TORONTO _ DHX Media Ltd. is beginning to see returns from its investments over the past three years to build its library and now expects spending to be more moderate, chief executive Dana Landry said Tuesday.
He said acquiring the Peanuts franchise _ in a US$345-million debt-financed deal that closed at the end of June _ has created a more diversified, stable business for DHX.
“Over 40 per cent of our revenues now come from licencing consumer products, compared with 18 per cent during the same period last year,” Landry said.
The Halifax-based company (TSX:DHX.B) has a three-pronged strategy: create or acquire child- and family-oriented content, generate revenue globally from its content and license merchandise based on its characters.

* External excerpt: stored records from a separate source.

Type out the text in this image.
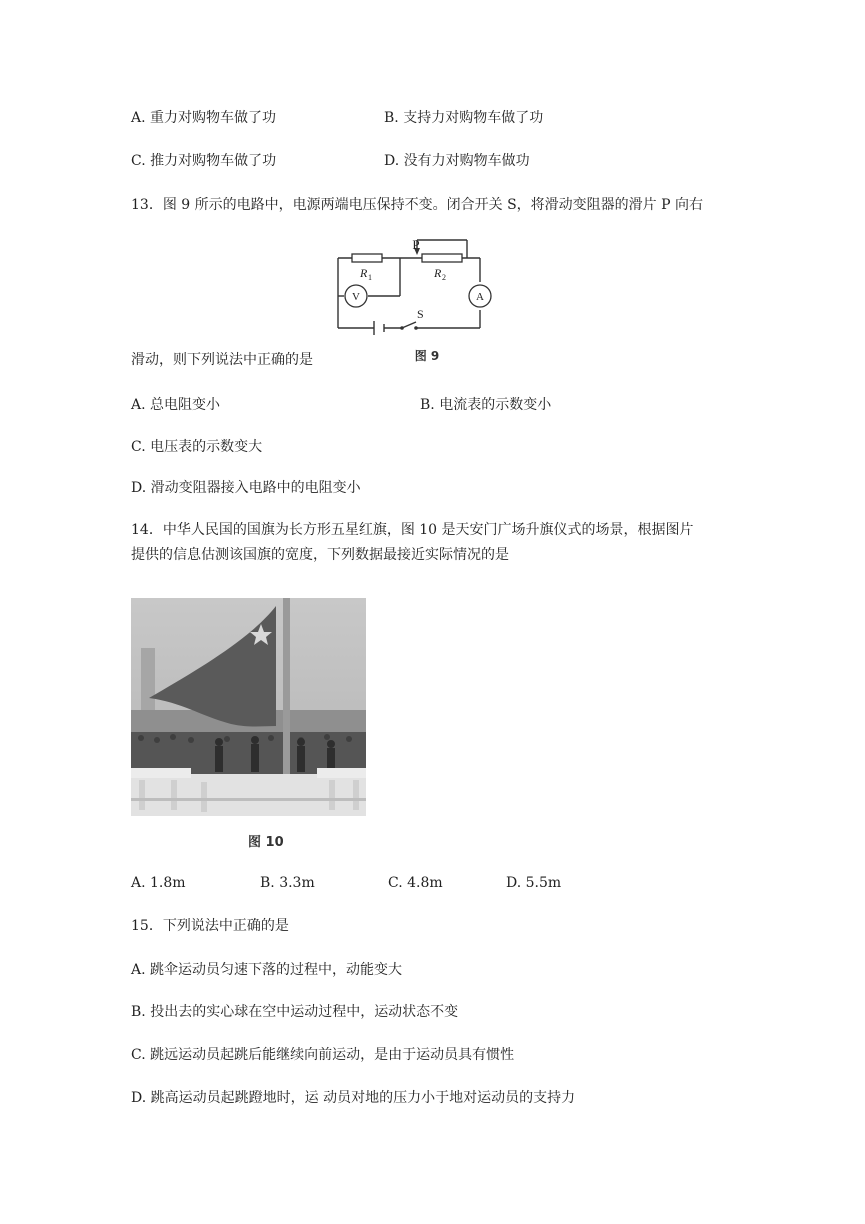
A. 重力对购物车做了功	B. 支持力对购物车做了功
C. 推力对购物车做了功	D. 没有力对购物车做功
13．图 9 所示的电路中，电源两端电压保持不变。闭合开关 S，将滑动变阻器的滑片 P 向右
P
R 1	R 2
V	A
S
图 9
滑动，则下列说法中正确的是
A. 总电阻变小	B. 电流表的示数变小
C. 电压表的示数变大
D. 滑动变阻器接入电路中的电阻变小
14．中华人民国的国旗为长方形五星红旗，图 10 是天安门广场升旗仪式的场景，根据图片
提供的信息估测该国旗的宽度，下列数据最接近实际情况的是
图 10
A. 1.8m	B. 3.3m	C. 4.8m	D. 5.5m
15．下列说法中正确的是
A. 跳伞运动员匀速下落的过程中，动能变大
B. 投出去的实心球在空中运动过程中，运动状态不变
C. 跳远运动员起跳后能继续向前运动，是由于运动员具有惯性
D. 跳高运动员起跳蹬地时，运 动员对地的压力小于地对运动员的支持力
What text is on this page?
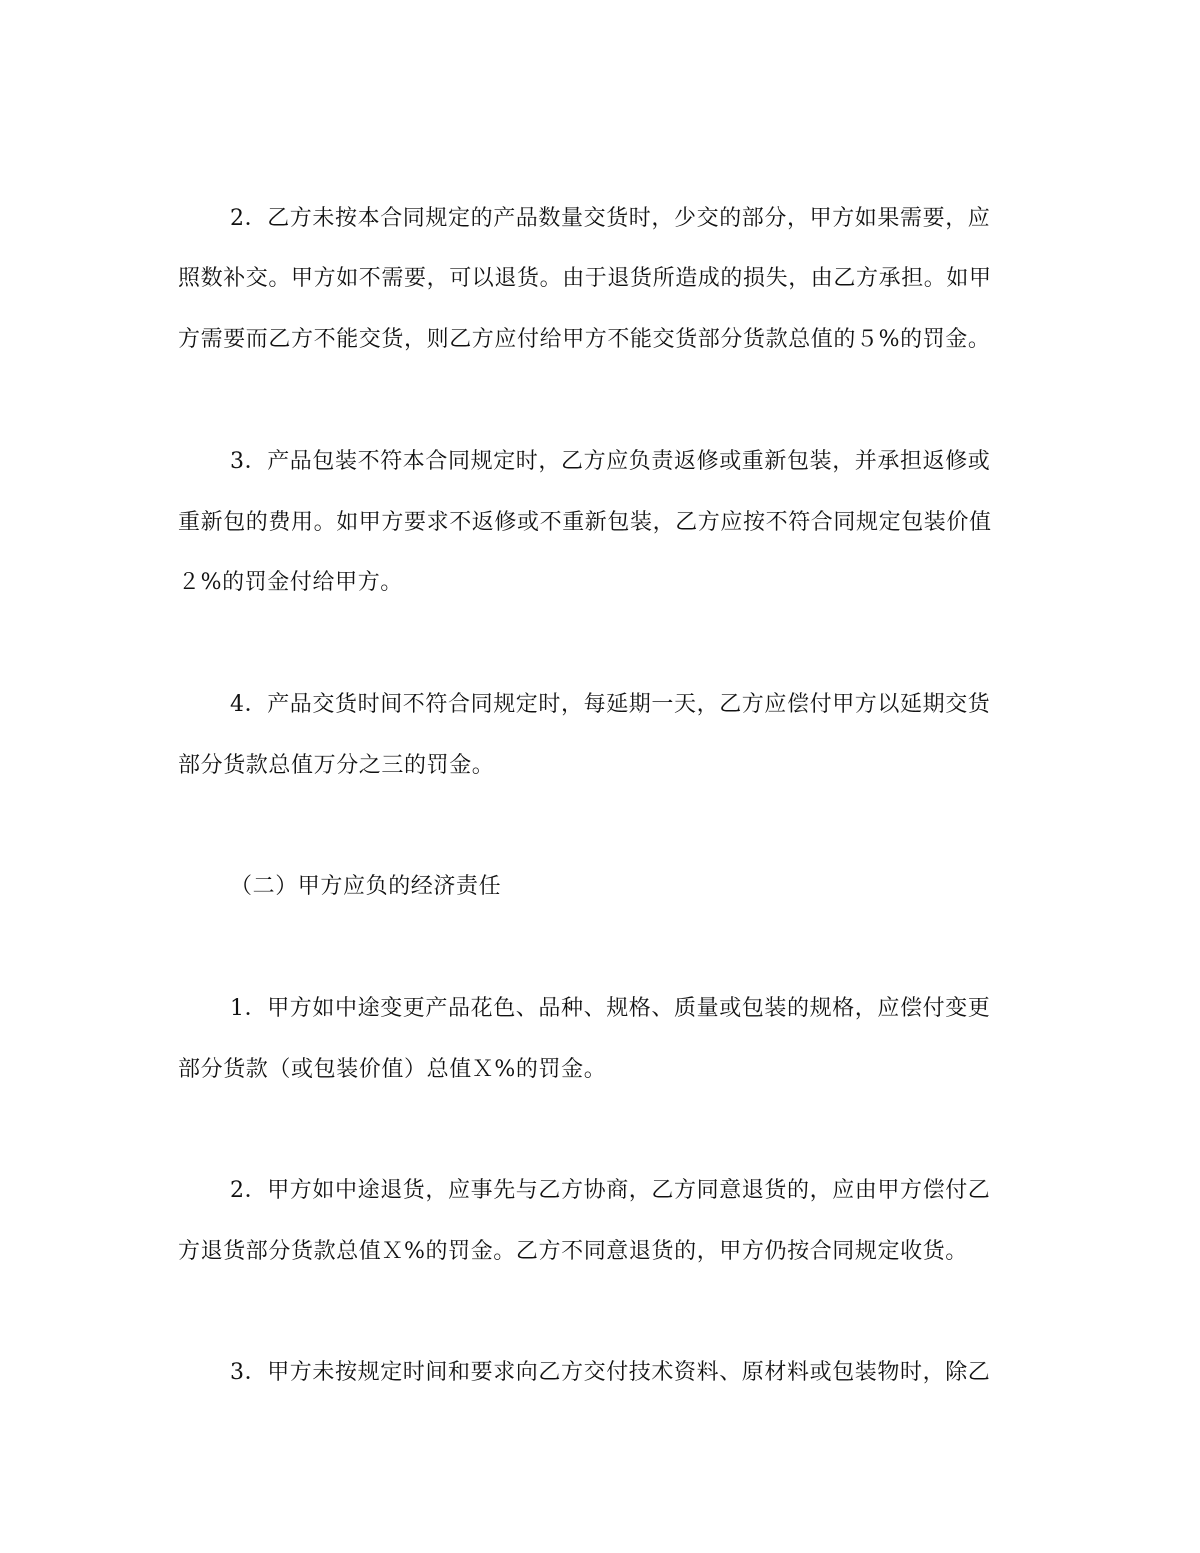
2．乙方未按本合同规定的产品数量交货时，少交的部分，甲方如果需要，应
照数补交。甲方如不需要，可以退货。由于退货所造成的损失，由乙方承担。如甲
方需要而乙方不能交货，则乙方应付给甲方不能交货部分货款总值的５%的罚金。
3．产品包装不符本合同规定时，乙方应负责返修或重新包装，并承担返修或
重新包的费用。如甲方要求不返修或不重新包装，乙方应按不符合同规定包装价值
２%的罚金付给甲方。
4．产品交货时间不符合同规定时，每延期一天，乙方应偿付甲方以延期交货
部分货款总值万分之三的罚金。
（二）甲方应负的经济责任
1．甲方如中途变更产品花色、品种、规格、质量或包装的规格，应偿付变更
部分货款（或包装价值）总值Ｘ%的罚金。
2．甲方如中途退货，应事先与乙方协商，乙方同意退货的，应由甲方偿付乙
方退货部分货款总值Ｘ%的罚金。乙方不同意退货的，甲方仍按合同规定收货。
3．甲方未按规定时间和要求向乙方交付技术资料、原材料或包装物时，除乙
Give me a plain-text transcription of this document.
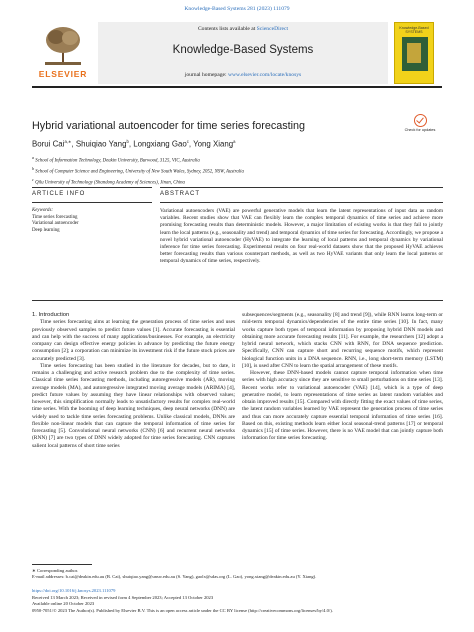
Knowledge-Based Systems 281 (2023) 111079
ELSEVIER
Contents lists available at ScienceDirect
Knowledge-Based Systems
journal homepage: www.elsevier.com/locate/knosys
Knowledge-Based SYSTEMS
Hybrid variational autoencoder for time series forecasting	Check for updates
Borui Cai$^{a,∗}$, Shuiqiao Yang$^b$, Longxiang Gao$^c$, Yong Xiang$^a$
$^a$ School of Information Technology, Deakin University, Burwood, 3125, VIC, Australia
$^b$ School of Computer Science and Engineering, University of New South Wales, Sydney, 2052, NSW, Australia
$^c$ Qilu University of Technology (Shandong Academy of Sciences), Jinan, China
ARTICLE INFO	ABSTRACT
Keywords:
Time series forecasting
Variational autoencoder
Deep learning
Variational autoencoders (VAE) are powerful generative models that learn the latent representations of input data as random variables. Recent studies show that VAE can flexibly learn the complex temporal dynamics of time series and achieve more promising forecasting results than deterministic models. However, a major limitation of existing works is that they fail to jointly learn the local patterns (e.g., seasonality and trend) and temporal dynamics of time series for forecasting. Accordingly, we propose a novel hybrid variational autoencoder (HyVAE) to integrate the learning of local patterns and temporal dynamics by variational inference for time series forecasting. Experimental results on four real-world datasets show that the proposed HyVAE achieves better forecasting results than various counterpart methods, as well as two HyVAE variants that only learn the local patterns or temporal dynamics of time series, respectively.

1. Introduction

Time series forecasting aims at learning the generation process of time series and uses previously observed samples to predict future values [1]. Accurate forecasting is essential and can help with the success of many applications/businesses. For example, an electricity company can design effective energy policies in advance by predicting the future energy consumption [2]; a corporation can minimize its investment risk if the future stock prices are accurately predicted [3].

Time series forecasting has been studied in the literature for decades, but to date, it remains a challenging and active research problem due to the complexity of time series. Classical time series forecasting methods, including autoregressive models (AR), moving average models (MA), and autoregressive integrated moving average models (ARIMA) [4], predict future values by assuming they have linear relationships with observed values; however, this simplification normally leads to unsatisfactory results for complex real-world time series. With the booming of deep learning techniques, deep neural networks (DNN) are widely used to tackle time series forecasting problems. Unlike classical models, DNNs are flexible non-linear models that can capture the temporal information of time series for forecasting [5]. Convolutional neural networks (CNN) [6] and recurrent neural networks (RNN) [7] are two types of DNN widely adopted for time series forecasting. CNN captures salient local patterns of short time series

subsequences/segments (e.g., seasonality [8] and trend [9]), while RNN learns long-term or mid-term temporal dynamics/dependencies of the entire time series [10]. In fact, many works capture both types of temporal information by proposing hybrid DNN models and obtaining more accurate forecasting results [11]. For example, the researchers [12] adopt a hybrid neural network, which stacks CNN with RNN, for DNA sequence prediction. Specifically, CNN can capture short and recurring sequence motifs, which represent biological function units in a DNA sequence. RNN, i.e., long short-term memory (LSTM) [10], is used after CNN to learn the spatial arrangement of these motifs.

However, these DNN-based models cannot capture temporal information when time series with high accuracy since they are sensitive to small perturbations on time series [13]. Recent works refer to variational autoencoder (VAE) [14], which is a type of deep generative model, to learn representations of time series as latent random variables and obtain improved results [15]. Compared with directly fitting the exact values of time series, the latent random variables learned by VAE represent the generation process of time series and thus can more accurately capture essential temporal information of time series [16]. Based on this, existing methods learn either local seasonal-trend patterns [17] or temporal dynamics [15] of time series. However, there is no VAE model that can jointly capture both information for time series forecasting.

∗ Corresponding author.
E-mail addresses: b.cai@deakin.edu.au (B. Cai), shuiqiao.yang@unsw.edu.au (S. Yang), gaolx@sdas.org (L. Gao), yong.xiang@deakin.edu.au (Y. Xiang).
https://doi.org/10.1016/j.knosys.2023.111079
Received 13 March 2023; Received in revised form 4 September 2023; Accepted 13 October 2023
Available online 20 October 2023
0950-7051/© 2023 The Author(s). Published by Elsevier B.V. This is an open access article under the CC BY license (http://creativecommons.org/licenses/by/4.0/).
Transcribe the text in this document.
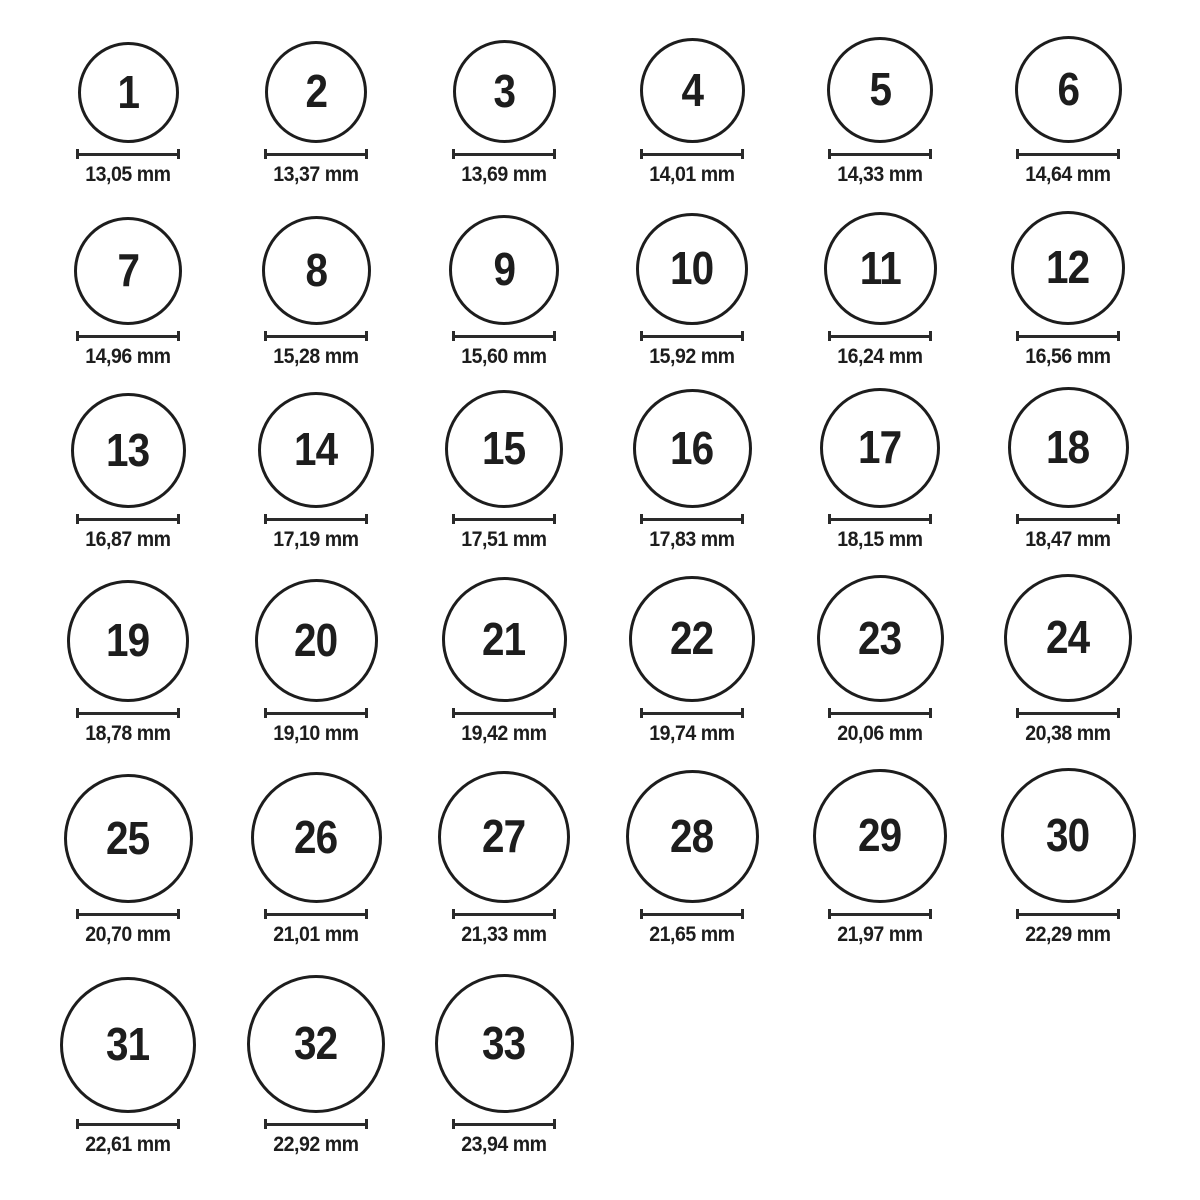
1
13,05 mm
2
13,37 mm
3
13,69 mm
4
14,01 mm
5
14,33 mm
6
14,64 mm
7
14,96 mm
8
15,28 mm
9
15,60 mm
10
15,92 mm
11
16,24 mm
12
16,56 mm
13
16,87 mm
14
17,19 mm
15
17,51 mm
16
17,83 mm
17
18,15 mm
18
18,47 mm
19
18,78 mm
20
19,10 mm
21
19,42 mm
22
19,74 mm
23
20,06 mm
24
20,38 mm
25
20,70 mm
26
21,01 mm
27
21,33 mm
28
21,65 mm
29
21,97 mm
30
22,29 mm
31
22,61 mm
32
22,92 mm
33
23,94 mm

“The plan is to leverage our expertise to grow our existing brands through new original content,” Landry said. “This will allow us to add new categories and new territories in our consumer products portfolio.”
But he also said the company is putting a high priority on improving its free cash flow and is on track to reduce operating costs and leverage while improving revenue.
The company said it will realize its target of $11 million in total annualized acquisition-related synergies and cost reductions by the end of its 2019 financial year.
The comments came as DHX reported it earned $8.1 million or six cents per share, compared with a profit of $1.4 million or a penny per share a year ago.
Revenue for the three months ended Sept. 30 _ for the first quarter of its 2018 financial year _ grew to $98.6 million, compared with $53.8 million in the same quarter last year, in part because of its acquisition of the Peanuts and Strawberry Shortcake characters earlier this year.
Landry’s positive tone during the call with financial analysts was a marked contrast to his remarks while discussing DHX Media’s fourth quarter earlier this year, when he said the company had taken “corrective actions” to address “disappointing financial results.”
On Oct. 2, less than a week after Landry made that comment, DHX Media launched a strategic review of its alternatives _ including the possible sale of all or part of the company.
Landry said Tuesday that discussions with business partners and cost-cutting measures are proceeding as usual while a special committee of DHX directors undertakes the review.
Executive chairman Michael Donovan said the strategic review was launched in the context of DHX’s acquisition of the Peanuts franchise, but he declined to make specific comments about how long it will take.
He said that DHX sees Peanuts as a “core” holding but “we’re committed to exploring all options to enhance shareholder value. We’ll update shareholders when the process is complete.”